La première qualité qui vient à l’évocation du nom de Def, outre sans aucun doute une force de personnalité certaine, est celle de l’exigence. Def est de ces protagonistes du son qui ambitionnent l’orfèvrerie, à l’instar – dans d’autres champs sonores, marqués eux aussi par l’importance de la technologie – d’un Rémy Pelleschi (Mlada Fronta) ou un Alan Wilder. Tout le son que Def a produit ou dont il a contribué à rendre les reliefs live, à chaque fois nous a saisis. Sans doute pas pour rien si des gens du calibre de Von Magnet ou Diamanda Galás lui ont un jour fait appel en cas de performances live, ou si le nom de ce performer et ingénieur-son se retrouve dans les parcours de musiciens aussi exigeants que 2Kilos &More, Mimetic (Jérôme Soudan, collaborateur passé de Von Magnet) ou Metameat (entre autres). Et qui se ressemble, s’assemble souvent : un autre orfèvre a pris soin de la masterisation du cru 2020 : Norscq, proche lui-même de certains noms égrenés ici.

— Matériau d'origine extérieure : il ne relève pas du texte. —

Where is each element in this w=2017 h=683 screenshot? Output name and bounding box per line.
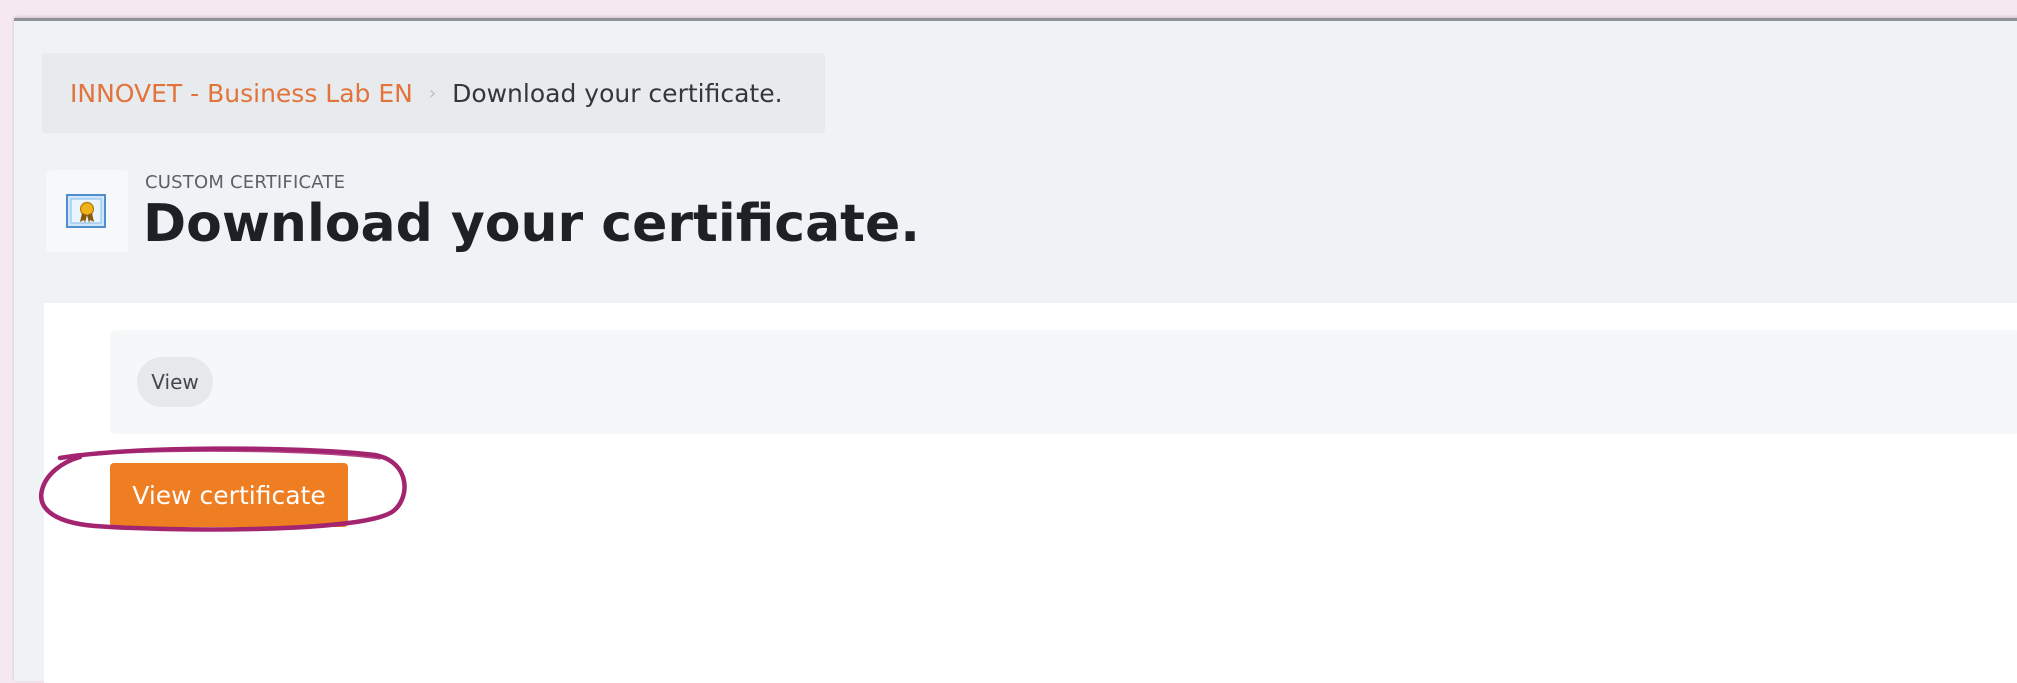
breadcrumb-separator-icon: › <box>428 82 437 104</box>
breadcrumb-course-link[interactable]: INNOVET - Business Lab EN <box>70 79 413 108</box>
tab-view[interactable]: View <box>137 357 213 407</box>
top-strip <box>0 0 2017 20</box>
activity-type-label: CUSTOM CERTIFICATE <box>145 172 346 193</box>
certificate-icon <box>46 170 128 252</box>
secondary-navigation <box>110 330 2017 434</box>
breadcrumb: INNOVET - Business Lab EN › Download you… <box>42 53 825 133</box>
breadcrumb-current: Download your certificate. <box>452 78 783 108</box>
view-certificate-button[interactable]: View certificate <box>110 463 348 527</box>
page-title: Download your certificate. <box>143 194 921 254</box>
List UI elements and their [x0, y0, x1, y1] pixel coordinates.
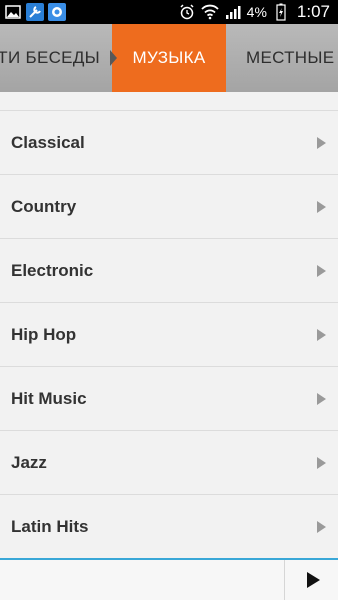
list-item-hit-music[interactable]: Hit Music	[0, 366, 338, 430]
tab-talk-label: ОСТИ БЕСЕДЫ	[0, 48, 100, 67]
tools-icon	[26, 3, 44, 21]
list-item-label: Electronic	[11, 260, 94, 280]
tab-local[interactable]: МЕСТНЫЕ	[226, 24, 338, 92]
chevron-right-icon	[317, 136, 326, 149]
category-tab-bar: ОСТИ БЕСЕДЫ МУЗЫКА МЕСТНЫЕ	[0, 24, 338, 92]
list-item-label: Classical	[11, 132, 85, 152]
list-item-label: Jazz	[11, 452, 47, 472]
tab-local-label: МЕСТНЫЕ	[246, 48, 335, 67]
list-item-label: Hip Hop	[11, 324, 77, 344]
list-item-electronic[interactable]: Electronic	[0, 238, 338, 302]
tab-talk[interactable]: ОСТИ БЕСЕДЫ	[0, 24, 112, 92]
chevron-right-icon	[317, 392, 326, 405]
play-button[interactable]	[284, 560, 338, 600]
list-item-jazz[interactable]: Jazz	[0, 430, 338, 494]
chevron-right-icon	[317, 264, 326, 277]
play-icon	[306, 572, 320, 588]
list-item-country[interactable]: Country	[0, 174, 338, 238]
list-item-label: Country	[11, 196, 77, 216]
chevron-right-icon	[317, 456, 326, 469]
list-item-latin-hits[interactable]: Latin Hits	[0, 494, 338, 558]
clock: 1:07	[296, 2, 330, 21]
list-item-label: Hit Music	[11, 388, 87, 408]
wifi-icon	[201, 3, 219, 21]
list-item-label: Latin Hits	[11, 516, 89, 536]
tab-music-label: МУЗЫКА	[132, 48, 206, 67]
alarm-icon	[178, 3, 196, 21]
app-notification-icon	[48, 3, 66, 21]
status-bar: 4% 1:07	[0, 0, 338, 24]
list-item-hip-hop[interactable]: Hip Hop	[0, 302, 338, 366]
battery-icon	[272, 3, 290, 21]
gallery-icon	[4, 3, 22, 21]
tab-separator-arrow-icon	[110, 50, 117, 66]
battery-percent: 4%	[246, 4, 267, 20]
mini-player-bar	[0, 558, 338, 600]
chevron-right-icon	[317, 328, 326, 341]
signal-icon	[224, 3, 242, 21]
list-item-classical[interactable]: Classical	[0, 110, 338, 174]
chevron-right-icon	[317, 200, 326, 213]
chevron-right-icon	[317, 520, 326, 533]
genre-list: Classical Country Electronic Hip Hop Hit…	[0, 110, 338, 558]
tab-music[interactable]: МУЗЫКА	[112, 24, 226, 92]
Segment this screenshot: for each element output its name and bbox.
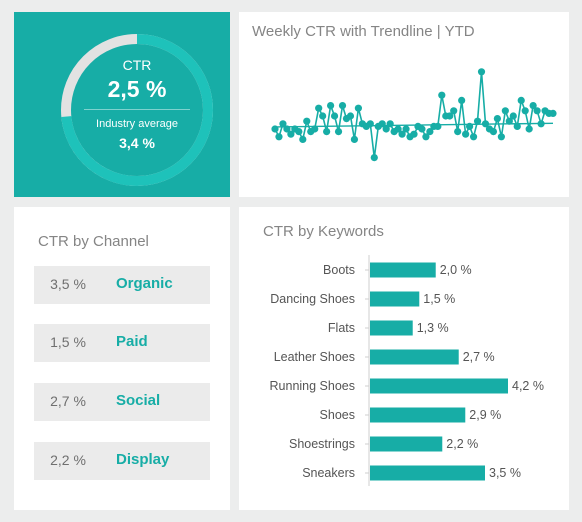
keyword-bar — [370, 436, 443, 452]
ctr-data-point — [327, 102, 335, 110]
ctr-data-point — [402, 125, 410, 133]
ctr-data-point — [338, 102, 347, 110]
keyword-label: Leather Shoes — [274, 350, 355, 364]
keyword-label: Flats — [328, 321, 355, 335]
ctr-data-point — [513, 122, 521, 130]
ctr-data-point — [517, 96, 525, 104]
keyword-label: Boots — [323, 263, 355, 277]
ctr-data-point — [438, 91, 446, 99]
ctr-data-point — [454, 128, 462, 136]
channel-row-paid: 1,5 % Paid — [34, 324, 210, 362]
keyword-label: Shoes — [320, 408, 355, 422]
ctr-data-point — [521, 107, 529, 115]
keyword-label: Dancing Shoes — [270, 292, 355, 306]
weekly-ctr-line-chart — [271, 68, 557, 162]
ctr-data-point — [469, 133, 478, 141]
ctr-data-point — [311, 125, 319, 133]
keyword-value-label: 2,0 % — [440, 263, 472, 277]
ctr-data-point — [473, 117, 482, 125]
ctr-data-point — [466, 122, 474, 130]
ctr-data-point — [386, 120, 394, 128]
ctr-data-point — [458, 96, 466, 104]
keyword-bar — [370, 349, 459, 365]
ctr-data-point — [334, 128, 343, 136]
ctr-data-point — [275, 133, 283, 141]
keyword-bar — [370, 465, 485, 481]
ctr-data-point — [525, 125, 533, 133]
keyword-label: Sneakers — [302, 466, 355, 480]
ctr-data-point — [450, 107, 458, 115]
ctr-data-point — [323, 128, 331, 136]
channel-name: Organic — [116, 275, 173, 292]
ctr-data-point — [410, 130, 418, 138]
kpi-divider — [84, 109, 190, 110]
ctr-data-point — [462, 130, 470, 138]
keyword-value-label: 2,9 % — [469, 408, 501, 422]
industry-average-label: Industry average — [96, 118, 178, 130]
ctr-data-point — [295, 128, 303, 136]
channel-value: 2,2 % — [50, 452, 86, 468]
keyword-bar — [370, 291, 420, 307]
ctr-data-point — [330, 112, 339, 120]
ctr-value: 2,5 % — [107, 76, 167, 102]
industry-average-value: 3,4 % — [119, 135, 155, 151]
keyword-bar — [370, 320, 413, 336]
ctr-data-point — [299, 135, 307, 143]
ctr-data-point — [303, 117, 311, 125]
channel-name: Paid — [116, 333, 148, 350]
channel-name: Social — [116, 392, 161, 409]
weekly-ctr-panel: Weekly CTR with Trendline | YTD — [239, 12, 569, 197]
ctr-data-point — [533, 107, 541, 115]
ctr-data-point — [319, 112, 327, 120]
ctr-data-point — [418, 125, 426, 133]
keyword-value-label: 3,5 % — [489, 466, 521, 480]
ctr-data-point — [350, 135, 359, 143]
keyword-label: Running Shoes — [270, 379, 355, 393]
keyword-bar — [370, 262, 436, 278]
channel-name: Display — [116, 451, 170, 468]
ctr-data-point — [477, 68, 486, 76]
ctr-data-point — [509, 112, 517, 120]
channel-row-organic: 3,5 % Organic — [34, 266, 210, 304]
ctr-data-point — [346, 112, 355, 120]
keyword-value-label: 2,7 % — [463, 350, 495, 364]
ctr-by-keywords-panel: CTR by Keywords Boots 2,0 % Dancing Shoes 1… — [239, 207, 569, 510]
channel-row-display: 2,2 % Display — [34, 442, 210, 480]
keyword-label: Shoestrings — [289, 437, 355, 451]
ctr-data-point — [354, 104, 362, 112]
ctr-by-channel-title: CTR by Channel — [38, 233, 149, 250]
channel-value: 1,5 % — [50, 334, 86, 350]
keyword-value-label: 2,2 % — [446, 437, 478, 451]
ctr-data-point — [271, 125, 279, 133]
keyword-bar-chart: Boots 2,0 % Dancing Shoes 1,5 % Flats 1,3 % Le… — [270, 255, 544, 486]
keyword-bar — [370, 378, 508, 394]
ctr-data-point — [549, 109, 557, 117]
keyword-value-label: 4,2 % — [512, 379, 544, 393]
ctr-data-point — [434, 122, 442, 130]
ctr-data-point — [366, 120, 374, 128]
keyword-value-label: 1,5 % — [423, 292, 455, 306]
ctr-data-point — [370, 154, 378, 162]
ctr-data-point — [537, 120, 545, 128]
ctr-data-point — [489, 128, 498, 136]
ctr-label: CTR — [122, 57, 152, 73]
ctr-data-point — [501, 107, 509, 115]
ctr-data-point — [315, 104, 323, 112]
keyword-bar — [370, 407, 466, 423]
channel-value: 3,5 % — [50, 276, 86, 292]
ctr-data-point — [497, 133, 505, 141]
ctr-by-channel-panel: CTR by Channel 3,5 % Organic 1,5 % Paid … — [14, 207, 230, 510]
ctr-data-point — [493, 115, 501, 123]
channel-value: 2,7 % — [50, 393, 86, 409]
channel-row-social: 2,7 % Social — [34, 383, 210, 421]
ctr-kpi-panel: CTR 2,5 % Industry average 3,4 % — [14, 12, 230, 197]
keyword-value-label: 1,3 % — [417, 321, 449, 335]
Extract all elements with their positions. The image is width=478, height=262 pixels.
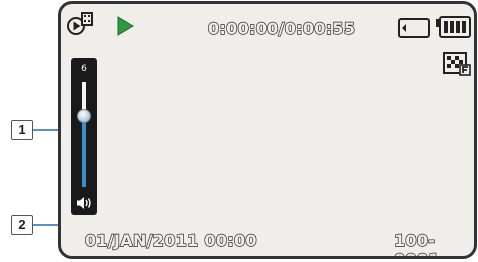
- callout-1: 1: [11, 120, 33, 140]
- lcd-screen: 0:00:00/0:00:55 6 01/JAN/2011 00:00 100-: [58, 1, 477, 259]
- playback-timecode: 0:00:00/0:00:55: [207, 18, 356, 38]
- movie-playback-icon: [67, 12, 95, 42]
- file-number: 100-0001: [393, 230, 440, 256]
- volume-slider[interactable]: 6: [71, 58, 97, 215]
- callout-1-label: 1: [18, 122, 26, 137]
- volume-fill: [82, 115, 86, 187]
- volume-knob[interactable]: [77, 108, 91, 123]
- photo-quality-fine-icon: [443, 52, 471, 80]
- battery-full-icon: [435, 16, 471, 42]
- callout-2: 2: [11, 215, 33, 235]
- play-icon[interactable]: [116, 16, 134, 40]
- speaker-icon: [76, 195, 94, 214]
- callout-2-label: 2: [18, 217, 26, 232]
- date-time-stamp: 01/JAN/2011 00:00: [84, 230, 257, 250]
- memory-card-icon: [398, 18, 430, 42]
- volume-max-label: 6: [81, 64, 87, 74]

Re-Cover (Sybaritic & Militant Songs), second opus solo de Def (seize ans après C) ne déroge absolument pas au niveau d’ambition coutumier. À la fois de globalisation et de détail, ce voyage confond abstraction de la forme (la boucle, l’hypnose, expérience immersive en sus et place du speech) et références factuelles (la voix peut tenir un discours). Def combine avec maestria les textures, ce qui tient certes à une intuition, l’intuition est moteur, mais avant toute chose à un travail – et peut-être, qui sait, à un processus obsessionnel. Les joailliers connaissent l’obsession. Def nous précise d’ailleurs qu’il s’est agi d’un "travail au long cours [réalisé] sur trois, quatre ans", suivi de "deux, trois années de réécoutes intenses et en très grand nombre, [ainsi que de] beaucoup de travail sur le mix." Nul n’en doute à l’écoute, car le fruit tiré de ce labeur étendu concentre une finition et des ambiances uniques, tout en spatialité. C’est une musique de recul. Détaillée, méticuleuse, intentionnée, réfléchie. Le feeling cosmique qui nimbe "Rest in Pieces" ne contient pas de cliché funéraire, et c’était sans doute le meilleur hommage à rendre à la regrettée Evelyne Hebey, personnalité du trio de création ambiante Wild Shores, partie en 2017. Evelyne, tu n’es pas oubliée et ne le seras pas. "Sweet Marie", pour sa part, est dédiée à Marie Cabaret, personne du sérail intime de Def, disparue en 2015.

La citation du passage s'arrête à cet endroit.